Behind the gentle joke is a huge international collaboration of experimental scientists who worked to confirm the ideas of Higgs and Englert. That includes a KU team of physicists who helped build sensors for the Large Hadron Collider, the miles-long particle accelerator used to create a Higgs boson by smashing it free of colliding protons.

The team recently won a $1.78 million grant from the National Science Foundation to continue its work with the Hadron. Philip Baringer, a KU professor of physics and astronomy, heads the team with researchers Alice Bean, David Besson and Graham Wilson, all of whom are physics and astronomy faculty as well. KU’s involvement with the Hadron and the European Organization for Nuclear Research, or CERN, goes back to the late 1990s.
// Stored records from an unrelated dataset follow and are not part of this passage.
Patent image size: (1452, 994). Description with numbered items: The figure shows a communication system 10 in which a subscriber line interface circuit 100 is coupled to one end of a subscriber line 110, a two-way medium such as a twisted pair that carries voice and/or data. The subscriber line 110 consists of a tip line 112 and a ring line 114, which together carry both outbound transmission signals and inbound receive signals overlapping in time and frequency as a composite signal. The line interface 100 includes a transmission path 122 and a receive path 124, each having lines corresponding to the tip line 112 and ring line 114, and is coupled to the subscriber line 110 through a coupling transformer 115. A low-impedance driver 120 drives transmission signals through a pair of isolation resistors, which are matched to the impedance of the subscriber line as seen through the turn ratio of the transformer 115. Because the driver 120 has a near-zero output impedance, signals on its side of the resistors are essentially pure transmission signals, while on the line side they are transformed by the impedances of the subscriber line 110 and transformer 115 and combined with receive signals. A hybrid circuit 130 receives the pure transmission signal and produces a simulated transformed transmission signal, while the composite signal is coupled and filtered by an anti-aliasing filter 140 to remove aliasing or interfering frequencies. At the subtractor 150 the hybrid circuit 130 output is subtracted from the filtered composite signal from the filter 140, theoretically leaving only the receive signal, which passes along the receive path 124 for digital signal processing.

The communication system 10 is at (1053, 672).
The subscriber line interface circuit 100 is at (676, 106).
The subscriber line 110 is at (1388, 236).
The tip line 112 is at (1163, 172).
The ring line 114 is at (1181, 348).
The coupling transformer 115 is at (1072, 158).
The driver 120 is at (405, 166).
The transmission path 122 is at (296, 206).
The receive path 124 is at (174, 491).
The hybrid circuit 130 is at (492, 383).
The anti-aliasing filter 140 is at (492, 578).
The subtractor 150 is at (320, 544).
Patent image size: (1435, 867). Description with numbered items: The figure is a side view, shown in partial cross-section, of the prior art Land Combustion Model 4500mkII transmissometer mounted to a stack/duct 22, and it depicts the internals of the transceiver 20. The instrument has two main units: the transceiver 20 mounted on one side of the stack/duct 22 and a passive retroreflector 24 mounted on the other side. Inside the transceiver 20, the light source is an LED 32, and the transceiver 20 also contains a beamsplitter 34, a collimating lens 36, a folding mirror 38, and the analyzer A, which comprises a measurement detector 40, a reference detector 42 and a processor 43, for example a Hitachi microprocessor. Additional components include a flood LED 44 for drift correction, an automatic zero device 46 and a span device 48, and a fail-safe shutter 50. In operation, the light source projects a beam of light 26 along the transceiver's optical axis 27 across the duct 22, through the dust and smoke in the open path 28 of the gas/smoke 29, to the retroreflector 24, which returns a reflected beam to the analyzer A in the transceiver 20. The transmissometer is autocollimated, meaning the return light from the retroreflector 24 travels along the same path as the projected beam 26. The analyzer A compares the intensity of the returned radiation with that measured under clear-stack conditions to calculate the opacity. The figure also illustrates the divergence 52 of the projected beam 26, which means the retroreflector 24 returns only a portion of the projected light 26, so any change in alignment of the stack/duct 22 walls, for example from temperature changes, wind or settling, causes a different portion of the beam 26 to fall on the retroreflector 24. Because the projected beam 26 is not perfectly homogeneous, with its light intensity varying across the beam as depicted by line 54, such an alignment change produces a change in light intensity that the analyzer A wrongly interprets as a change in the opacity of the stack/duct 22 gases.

Looking for needles in haystacks

Right now the team is working on testing prototypes of upgraded sensors that will go into what Baringer describes as the “ginormous detector” at the Hadron. The multi-layered cylinder of sensors enveloping the accelerator, which lies nearly 100 meters underground near Geneva, Switzerland, looks like something Darth Vader might walk out of.

The sensors at the collider help measure the paths and emitted energy of debris particles flung out by collisions of protons inside the accelerator. The sensors themselves work similarly to a digital camera, but work at incredible speeds, taking the equivalent of 40 million pictures per second.

Those sensors helped identify a particle announced as a Higgs boson in July 2012. The announcement set the physics world ablaze and captured the imagination of much the public.

Higgs bosons are particles predicted in the Standard Model of particle physics, which posits a field that all particles pass through, and which is ultimately responsible for giving particles their mass. Baringer said that the Standard Model was mathematically solid and showed much experimental confirmation, but if the Higgs had gone unfound, it would have blown a major hole in the Standard Model.

Back to the drawing board

Baringer and Bean will both tell you they would almost rather have not found the Higgs. In the days leading up to last July’s announcements, when data analysis was being culled by researchers to determine what, exactly, they had found inside the accelerator, Bean and a colleague would say to each other, “God, we hope it’s not the Higgs.”

“We were hoping not to find it because that would be even more surprising,” she said.

For an experimental physicist, it’s just no fun to confirm an idea posited by the theorists. “I always like telling them they have to go back to the drawing board,” Bean said.

Even with the elusive Higgs identified, the Large Hadron collider could still hold surprises. Plenty questions remain about the world of the very small. As Bean explains, much of the universe’s matter remains a mystery in the form of “dark matter,” accounted for by physicists, but unexplained.

Once the accelerator, which shut down in February, comes back online it will have double the energy with which to smash protons into each other. There’s no telling what might come out.